Across the US, on-farm storage is quite different. In the Northern corn belt, there are more farmers with large grain bins. As you move to the Southern states, there’s less and less bin storage available. We see that difference in marketing behavior, too – those without on-farm storage are more aggressive in forward selling than their farmer counterparts in the North.
For those without on-farm storage, they have several options. The most common is delayed pricing, or what we often know as DP. The elevator charges a fee to store grain through a specific timeframe, and these fees are all set by each elevator. Some farmers use a basis contract and spread the basis over the full month during fall hauling to help keep them on the futures side.

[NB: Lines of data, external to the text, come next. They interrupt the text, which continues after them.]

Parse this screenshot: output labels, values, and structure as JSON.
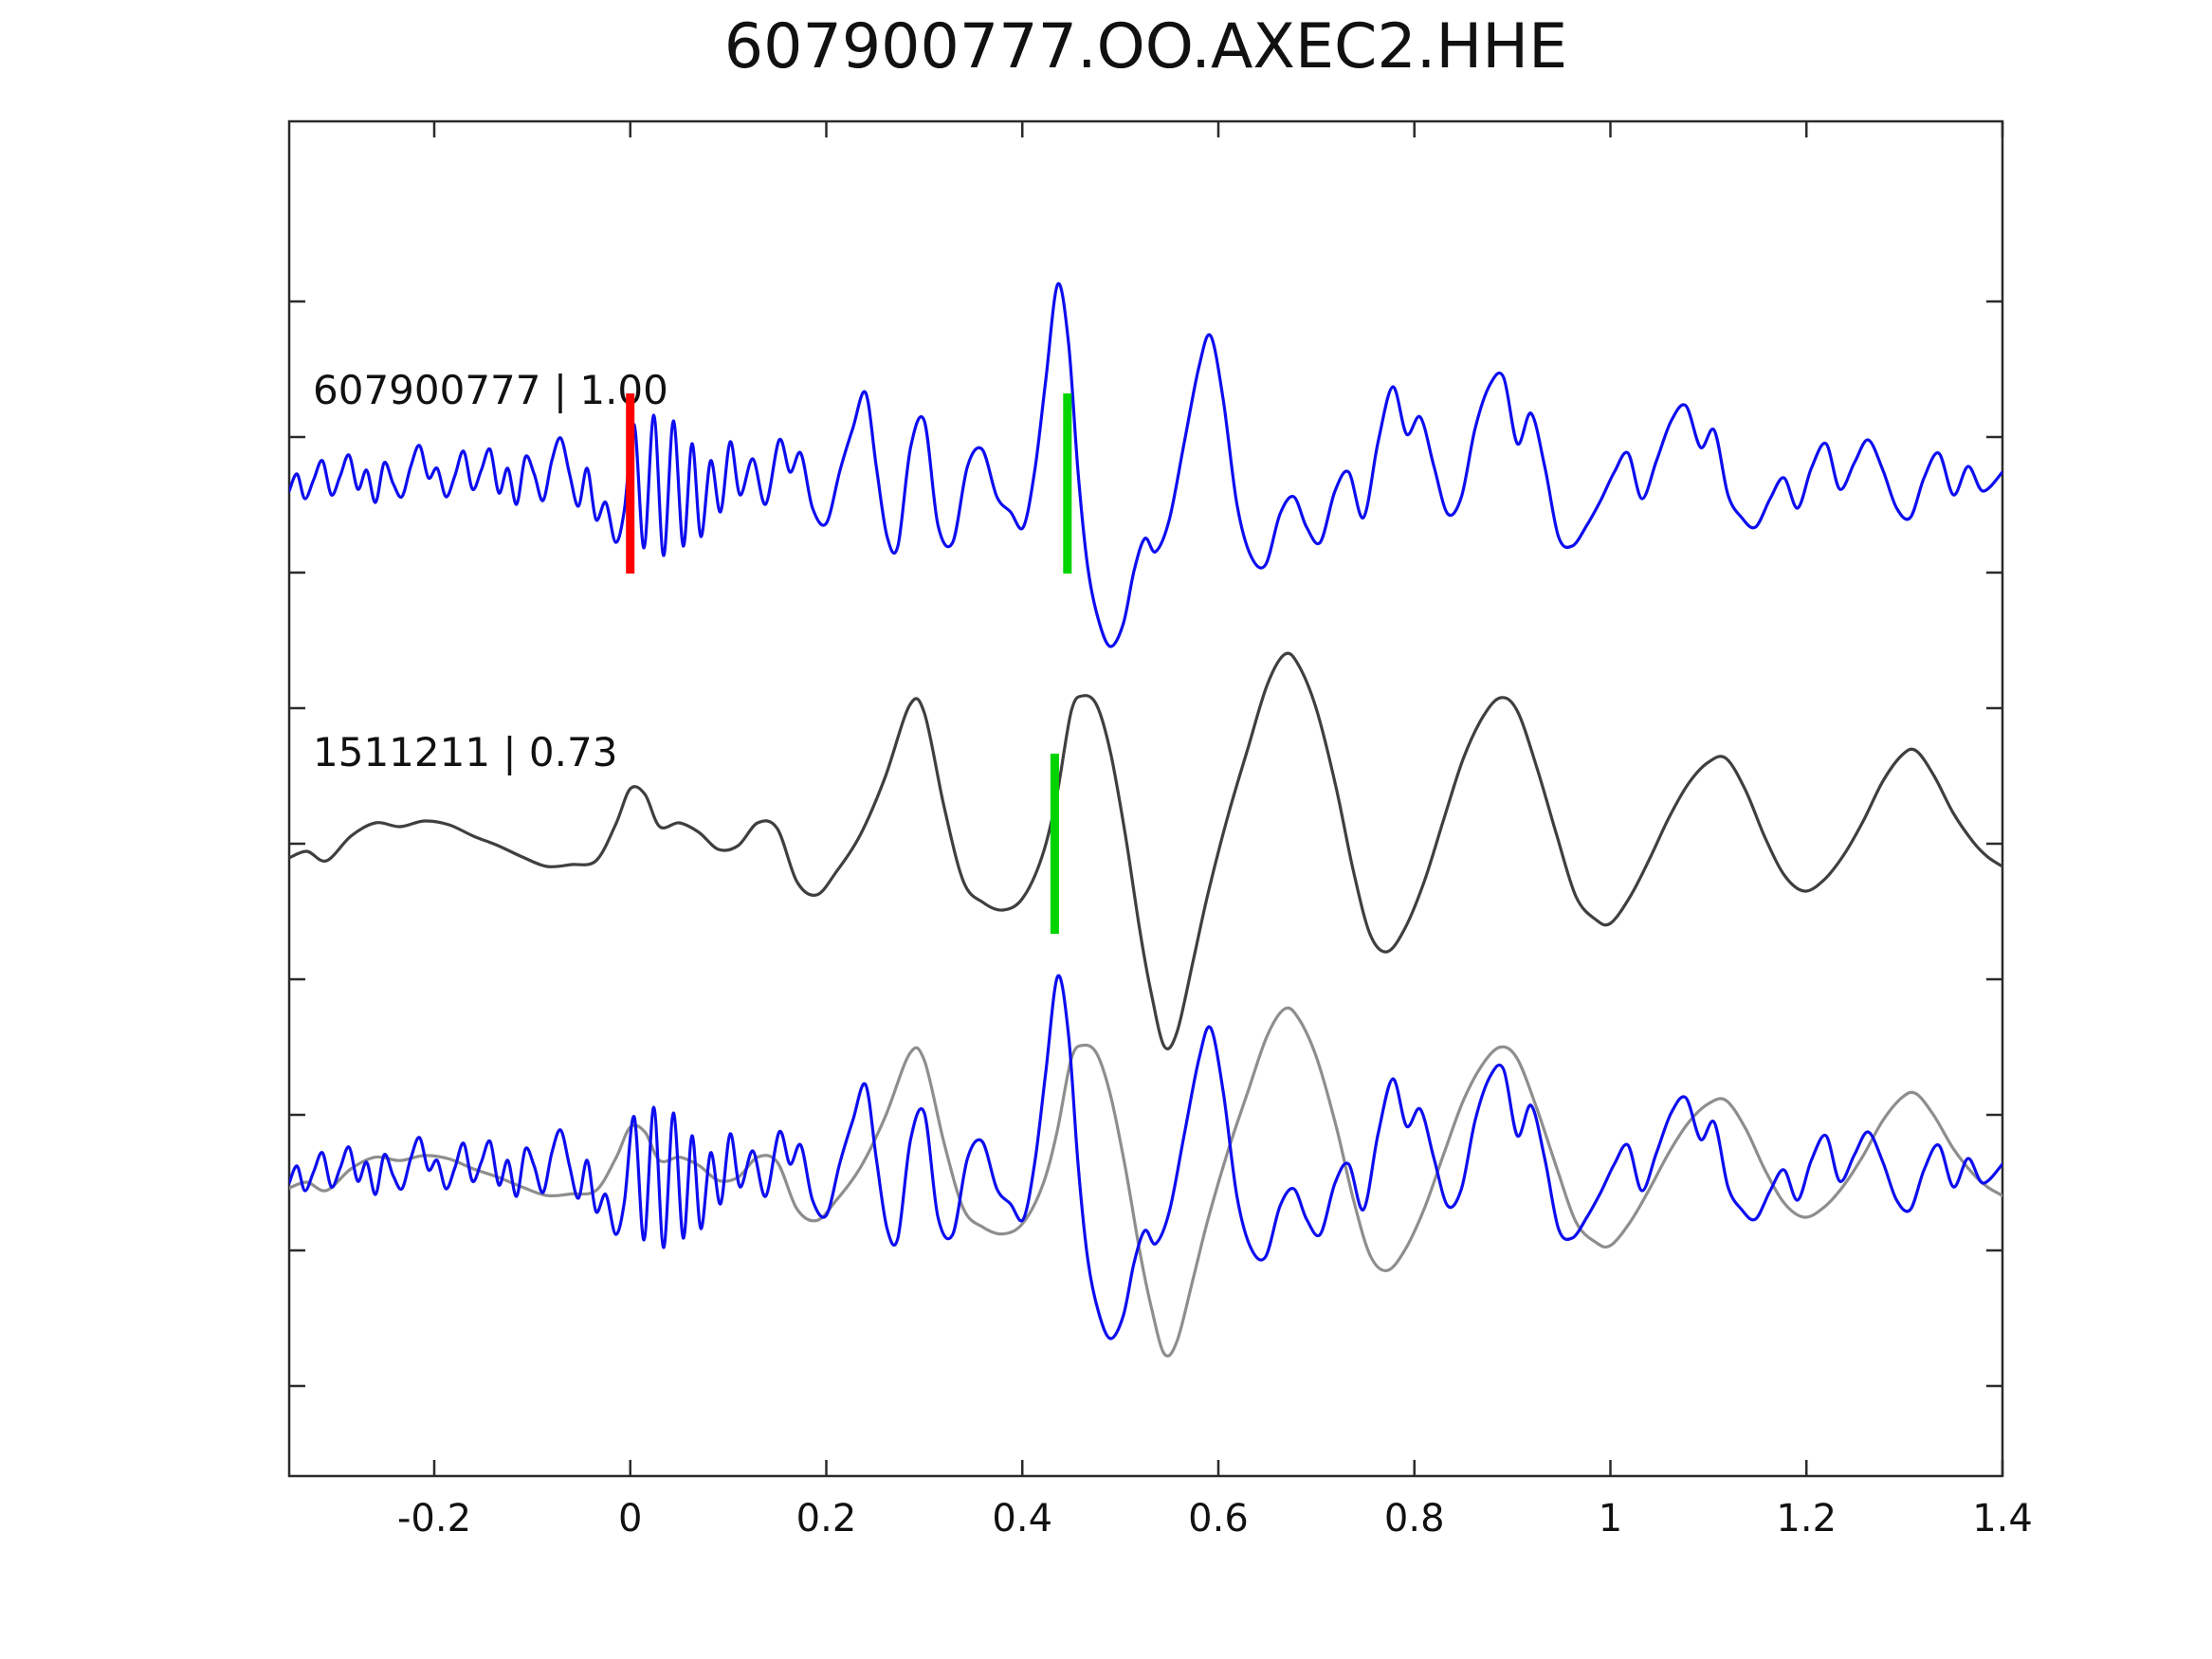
{
  "title": "607900777.OO.AXEC2.HHE",
  "colors": {
    "template_blue": "#0d0df0",
    "detection_dark_gray": "#3f3f3f",
    "overlay_light_gray": "#8e8e8e",
    "pick_red": "#ff0000",
    "pick_green": "#00d400",
    "axis": "#2b2b2b",
    "background": "#ffffff"
  },
  "chart_data": {
    "type": "line",
    "title": "607900777.OO.AXEC2.HHE",
    "xlabel": "",
    "ylabel": "",
    "xlim": [
      -0.348,
      1.4
    ],
    "grid": false,
    "legend_position": "none",
    "x_axis": {
      "tick_values": [
        -0.2,
        0,
        0.2,
        0.4,
        0.6,
        0.8,
        1,
        1.2,
        1.4
      ],
      "tick_labels": [
        "-0.2",
        "0",
        "0.2",
        "0.4",
        "0.6",
        "0.8",
        "1",
        "1.2",
        "1.4"
      ]
    },
    "y_axis": {
      "tick_labels": [],
      "note": "unlabeled normalized amplitude, three stacked traces"
    },
    "traces": [
      {
        "id": "template",
        "label": "607900777 | 1.00",
        "event_id": "607900777",
        "correlation": 1.0,
        "color": "#0d0df0",
        "row": 0,
        "points": [
          [
            -0.348,
            -8
          ],
          [
            -0.34,
            10
          ],
          [
            -0.332,
            -16
          ],
          [
            -0.323,
            4
          ],
          [
            -0.314,
            24
          ],
          [
            -0.305,
            -12
          ],
          [
            -0.296,
            8
          ],
          [
            -0.287,
            30
          ],
          [
            -0.278,
            -6
          ],
          [
            -0.269,
            14
          ],
          [
            -0.26,
            -20
          ],
          [
            -0.251,
            22
          ],
          [
            -0.242,
            0
          ],
          [
            -0.233,
            -14
          ],
          [
            -0.224,
            18
          ],
          [
            -0.215,
            40
          ],
          [
            -0.206,
            6
          ],
          [
            -0.197,
            16
          ],
          [
            -0.188,
            -14
          ],
          [
            -0.179,
            8
          ],
          [
            -0.17,
            34
          ],
          [
            -0.161,
            -6
          ],
          [
            -0.152,
            14
          ],
          [
            -0.143,
            36
          ],
          [
            -0.134,
            -10
          ],
          [
            -0.125,
            16
          ],
          [
            -0.116,
            -22
          ],
          [
            -0.107,
            28
          ],
          [
            -0.098,
            10
          ],
          [
            -0.089,
            -18
          ],
          [
            -0.08,
            24
          ],
          [
            -0.071,
            48
          ],
          [
            -0.062,
            10
          ],
          [
            -0.053,
            -24
          ],
          [
            -0.044,
            16
          ],
          [
            -0.035,
            -38
          ],
          [
            -0.025,
            -20
          ],
          [
            -0.015,
            -62
          ],
          [
            -0.006,
            -28
          ],
          [
            0.004,
            62
          ],
          [
            0.014,
            -68
          ],
          [
            0.024,
            72
          ],
          [
            0.034,
            -76
          ],
          [
            0.044,
            66
          ],
          [
            0.054,
            -66
          ],
          [
            0.063,
            42
          ],
          [
            0.072,
            -56
          ],
          [
            0.082,
            24
          ],
          [
            0.092,
            -30
          ],
          [
            0.102,
            44
          ],
          [
            0.112,
            -12
          ],
          [
            0.125,
            26
          ],
          [
            0.138,
            -22
          ],
          [
            0.152,
            46
          ],
          [
            0.163,
            12
          ],
          [
            0.174,
            32
          ],
          [
            0.186,
            -26
          ],
          [
            0.2,
            -42
          ],
          [
            0.214,
            14
          ],
          [
            0.227,
            58
          ],
          [
            0.24,
            96
          ],
          [
            0.251,
            18
          ],
          [
            0.262,
            -56
          ],
          [
            0.273,
            -66
          ],
          [
            0.286,
            38
          ],
          [
            0.3,
            66
          ],
          [
            0.314,
            -44
          ],
          [
            0.329,
            -62
          ],
          [
            0.344,
            18
          ],
          [
            0.359,
            36
          ],
          [
            0.374,
            -14
          ],
          [
            0.388,
            -30
          ],
          [
            0.401,
            -46
          ],
          [
            0.413,
            16
          ],
          [
            0.424,
            110
          ],
          [
            0.436,
            210
          ],
          [
            0.447,
            150
          ],
          [
            0.457,
            10
          ],
          [
            0.467,
            -90
          ],
          [
            0.478,
            -145
          ],
          [
            0.49,
            -172
          ],
          [
            0.503,
            -148
          ],
          [
            0.514,
            -92
          ],
          [
            0.525,
            -58
          ],
          [
            0.536,
            -72
          ],
          [
            0.55,
            -38
          ],
          [
            0.565,
            42
          ],
          [
            0.58,
            122
          ],
          [
            0.592,
            156
          ],
          [
            0.605,
            88
          ],
          [
            0.619,
            -22
          ],
          [
            0.633,
            -76
          ],
          [
            0.648,
            -86
          ],
          [
            0.663,
            -32
          ],
          [
            0.677,
            -14
          ],
          [
            0.69,
            -46
          ],
          [
            0.704,
            -62
          ],
          [
            0.719,
            -8
          ],
          [
            0.733,
            12
          ],
          [
            0.748,
            -36
          ],
          [
            0.763,
            44
          ],
          [
            0.778,
            102
          ],
          [
            0.792,
            52
          ],
          [
            0.806,
            70
          ],
          [
            0.82,
            18
          ],
          [
            0.834,
            -32
          ],
          [
            0.848,
            -14
          ],
          [
            0.862,
            58
          ],
          [
            0.877,
            104
          ],
          [
            0.891,
            112
          ],
          [
            0.905,
            42
          ],
          [
            0.919,
            74
          ],
          [
            0.933,
            18
          ],
          [
            0.947,
            -56
          ],
          [
            0.961,
            -66
          ],
          [
            0.976,
            -44
          ],
          [
            0.99,
            -18
          ],
          [
            1.004,
            12
          ],
          [
            1.018,
            32
          ],
          [
            1.032,
            -16
          ],
          [
            1.047,
            24
          ],
          [
            1.062,
            66
          ],
          [
            1.077,
            82
          ],
          [
            1.092,
            38
          ],
          [
            1.106,
            56
          ],
          [
            1.12,
            -12
          ],
          [
            1.134,
            -36
          ],
          [
            1.148,
            -46
          ],
          [
            1.163,
            -16
          ],
          [
            1.177,
            6
          ],
          [
            1.191,
            -26
          ],
          [
            1.205,
            16
          ],
          [
            1.22,
            42
          ],
          [
            1.234,
            -6
          ],
          [
            1.249,
            22
          ],
          [
            1.263,
            46
          ],
          [
            1.278,
            14
          ],
          [
            1.292,
            -26
          ],
          [
            1.306,
            -36
          ],
          [
            1.32,
            6
          ],
          [
            1.335,
            32
          ],
          [
            1.35,
            -12
          ],
          [
            1.365,
            18
          ],
          [
            1.38,
            -8
          ],
          [
            1.4,
            12
          ]
        ]
      },
      {
        "id": "detection",
        "label": "1511211 | 0.73",
        "event_id": "1511211",
        "correlation": 0.73,
        "color": "#3f3f3f",
        "row": 1,
        "points": [
          [
            -0.348,
            -15
          ],
          [
            -0.33,
            -8
          ],
          [
            -0.31,
            -18
          ],
          [
            -0.285,
            8
          ],
          [
            -0.26,
            22
          ],
          [
            -0.235,
            18
          ],
          [
            -0.21,
            24
          ],
          [
            -0.185,
            20
          ],
          [
            -0.16,
            8
          ],
          [
            -0.135,
            -2
          ],
          [
            -0.11,
            -14
          ],
          [
            -0.085,
            -24
          ],
          [
            -0.06,
            -22
          ],
          [
            -0.035,
            -18
          ],
          [
            -0.015,
            20
          ],
          [
            0.0,
            58
          ],
          [
            0.015,
            52
          ],
          [
            0.03,
            18
          ],
          [
            0.05,
            22
          ],
          [
            0.07,
            12
          ],
          [
            0.09,
            -6
          ],
          [
            0.11,
            -2
          ],
          [
            0.13,
            22
          ],
          [
            0.15,
            16
          ],
          [
            0.17,
            -40
          ],
          [
            0.19,
            -54
          ],
          [
            0.21,
            -30
          ],
          [
            0.235,
            10
          ],
          [
            0.26,
            70
          ],
          [
            0.285,
            146
          ],
          [
            0.3,
            138
          ],
          [
            0.32,
            40
          ],
          [
            0.34,
            -40
          ],
          [
            0.36,
            -62
          ],
          [
            0.38,
            -70
          ],
          [
            0.4,
            -58
          ],
          [
            0.42,
            -14
          ],
          [
            0.435,
            50
          ],
          [
            0.45,
            140
          ],
          [
            0.462,
            156
          ],
          [
            0.476,
            146
          ],
          [
            0.49,
            96
          ],
          [
            0.505,
            10
          ],
          [
            0.52,
            -92
          ],
          [
            0.532,
            -160
          ],
          [
            0.545,
            -214
          ],
          [
            0.558,
            -198
          ],
          [
            0.575,
            -120
          ],
          [
            0.59,
            -50
          ],
          [
            0.61,
            30
          ],
          [
            0.63,
            100
          ],
          [
            0.65,
            168
          ],
          [
            0.668,
            200
          ],
          [
            0.682,
            188
          ],
          [
            0.7,
            142
          ],
          [
            0.72,
            60
          ],
          [
            0.738,
            -30
          ],
          [
            0.755,
            -96
          ],
          [
            0.772,
            -114
          ],
          [
            0.79,
            -90
          ],
          [
            0.81,
            -40
          ],
          [
            0.83,
            26
          ],
          [
            0.85,
            90
          ],
          [
            0.87,
            134
          ],
          [
            0.888,
            154
          ],
          [
            0.905,
            140
          ],
          [
            0.925,
            80
          ],
          [
            0.945,
            10
          ],
          [
            0.965,
            -56
          ],
          [
            0.985,
            -80
          ],
          [
            1.0,
            -84
          ],
          [
            1.02,
            -56
          ],
          [
            1.04,
            -16
          ],
          [
            1.06,
            28
          ],
          [
            1.08,
            64
          ],
          [
            1.1,
            86
          ],
          [
            1.118,
            90
          ],
          [
            1.138,
            56
          ],
          [
            1.158,
            6
          ],
          [
            1.178,
            -34
          ],
          [
            1.198,
            -50
          ],
          [
            1.218,
            -38
          ],
          [
            1.238,
            -12
          ],
          [
            1.258,
            24
          ],
          [
            1.278,
            66
          ],
          [
            1.298,
            94
          ],
          [
            1.312,
            98
          ],
          [
            1.33,
            72
          ],
          [
            1.35,
            32
          ],
          [
            1.37,
            2
          ],
          [
            1.385,
            -14
          ],
          [
            1.4,
            -24
          ]
        ]
      }
    ],
    "overlay": {
      "row": 2,
      "members": [
        {
          "trace": "detection",
          "color": "#8e8e8e",
          "scale": 0.88
        },
        {
          "trace": "template",
          "color": "#0d0df0",
          "scale": 1.0
        }
      ]
    },
    "markers": [
      {
        "row": 0,
        "t": 0.0,
        "color": "#ff0000",
        "kind": "template-pick"
      },
      {
        "row": 0,
        "t": 0.446,
        "color": "#00d400",
        "kind": "detection-pick"
      },
      {
        "row": 1,
        "t": 0.433,
        "color": "#00d400",
        "kind": "detection-pick"
      }
    ]
  }
}
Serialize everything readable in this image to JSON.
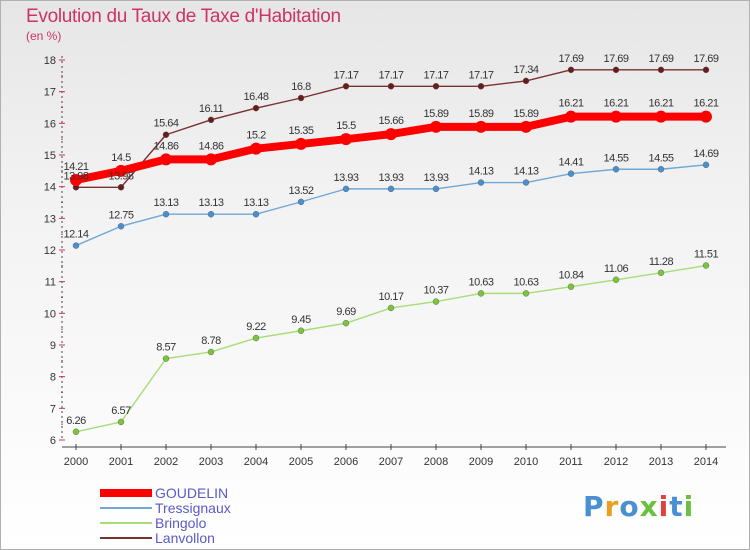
{
  "title": "Evolution du Taux de Taxe d'Habitation",
  "unit": "(en %)",
  "brand": "Proxiti",
  "colors": {
    "title": "#cc3366",
    "legend_text": "#5a5ac8"
  },
  "chart_data": {
    "type": "line",
    "x": [
      "2000",
      "2001",
      "2002",
      "2003",
      "2004",
      "2005",
      "2006",
      "2007",
      "2008",
      "2009",
      "2010",
      "2011",
      "2012",
      "2013",
      "2014"
    ],
    "ylim": [
      6,
      18
    ],
    "yticks": [
      6,
      7,
      8,
      9,
      10,
      11,
      12,
      13,
      14,
      15,
      16,
      17,
      18
    ],
    "grid": false,
    "legend_position": "bottom-left",
    "series": [
      {
        "name": "GOUDELIN",
        "color": "#ff0000",
        "marker": "#ff0000",
        "thick": true,
        "values": [
          14.21,
          14.5,
          14.86,
          14.86,
          15.2,
          15.35,
          15.5,
          15.66,
          15.89,
          15.89,
          15.89,
          16.21,
          16.21,
          16.21,
          16.21
        ],
        "labels": [
          "14.21",
          "14.5",
          "14.86",
          "14.86",
          "15.2",
          "15.35",
          "15.5",
          "15.66",
          "15.89",
          "15.89",
          "15.89",
          "16.21",
          "16.21",
          "16.21",
          "16.21"
        ]
      },
      {
        "name": "Tressignaux",
        "color": "#6fa8d6",
        "marker": "#4a90d0",
        "thick": false,
        "values": [
          12.14,
          12.75,
          13.13,
          13.13,
          13.13,
          13.52,
          13.93,
          13.93,
          13.93,
          14.13,
          14.13,
          14.41,
          14.55,
          14.55,
          14.69
        ],
        "labels": [
          "12.14",
          "12.75",
          "13.13",
          "13.13",
          "13.13",
          "13.52",
          "13.93",
          "13.93",
          "13.93",
          "14.13",
          "14.13",
          "14.41",
          "14.55",
          "14.55",
          "14.69"
        ]
      },
      {
        "name": "Bringolo",
        "color": "#a8dc78",
        "marker": "#7cc43c",
        "thick": false,
        "values": [
          6.26,
          6.57,
          8.57,
          8.78,
          9.22,
          9.45,
          9.69,
          10.17,
          10.37,
          10.63,
          10.63,
          10.84,
          11.06,
          11.28,
          11.51
        ],
        "labels": [
          "6.26",
          "6.57",
          "8.57",
          "8.78",
          "9.22",
          "9.45",
          "9.69",
          "10.17",
          "10.37",
          "10.63",
          "10.63",
          "10.84",
          "11.06",
          "11.28",
          "11.51"
        ]
      },
      {
        "name": "Lanvollon",
        "color": "#7a3030",
        "marker": "#6a1c1c",
        "thick": false,
        "values": [
          13.98,
          13.98,
          15.64,
          16.11,
          16.48,
          16.8,
          17.17,
          17.17,
          17.17,
          17.17,
          17.34,
          17.69,
          17.69,
          17.69,
          17.69
        ],
        "labels": [
          "13.98",
          "13.98",
          "15.64",
          "16.11",
          "16.48",
          "16.8",
          "17.17",
          "17.17",
          "17.17",
          "17.17",
          "17.34",
          "17.69",
          "17.69",
          "17.69",
          "17.69"
        ]
      }
    ]
  },
  "legend": [
    {
      "label": "GOUDELIN"
    },
    {
      "label": "Tressignaux"
    },
    {
      "label": "Bringolo"
    },
    {
      "label": "Lanvollon"
    }
  ]
}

We also see some farmers taking the straight price from the elevator, but then turning around and buying a futures contract on the board. This works well for farmers who have a good risk tolerance and a bearish bias on the market.
Grain bins have their own ups and downs to consider, too. On-farm storage allows you to keep rolling through the harvest without waiting in delivery lines at the elevator. And if you happen to have a high moisture content, you can dry the grain in the bin without getting docked once you sell. However, we find that sometimes, farmers are using their grain bins as a crutch. If you have on-farm storage, the carry (or the spread between current and futures prices) is what pays for the bin itself. That means, though, that when market prices hit target levels, you must act. Too often, we find farmers with grain in the bin at the end of the summer because they couldn’t pull the trigger earlier in the year – and their paralysis ended up costing them.
If you are considering adding on-farm storage in the near future, make sure it’s a worthwhile investment. Figure out what the total cost will be (including interest if taking out a loan), and what kind of carry needs to be achieved to get the bin paid off. In central Illinois, for example, historic data tells us that the spread is about 28 cents per bushel, so multiply that by average yearly production, and it should be able to pay off the bin in a few years. If it can’t, it may not be worth the investment. Working with an advisor is a great way to find those historic spread figures.
An advisor can also help in identifying hidden costs of on-farm storage. For instance, shrink is a real issue, especially in soybeans. It’s not free to add grain to the bin and then pull it out – we often work with a figure of “5 cents in/5 cents out,” because handling the grain twice means increased shrink, broken kernels and double the trucking. Before making any final decisions on storage plans for the harvest season, be sure to check with your advisory team to get a second opinion and perhaps insights that you may not have considered.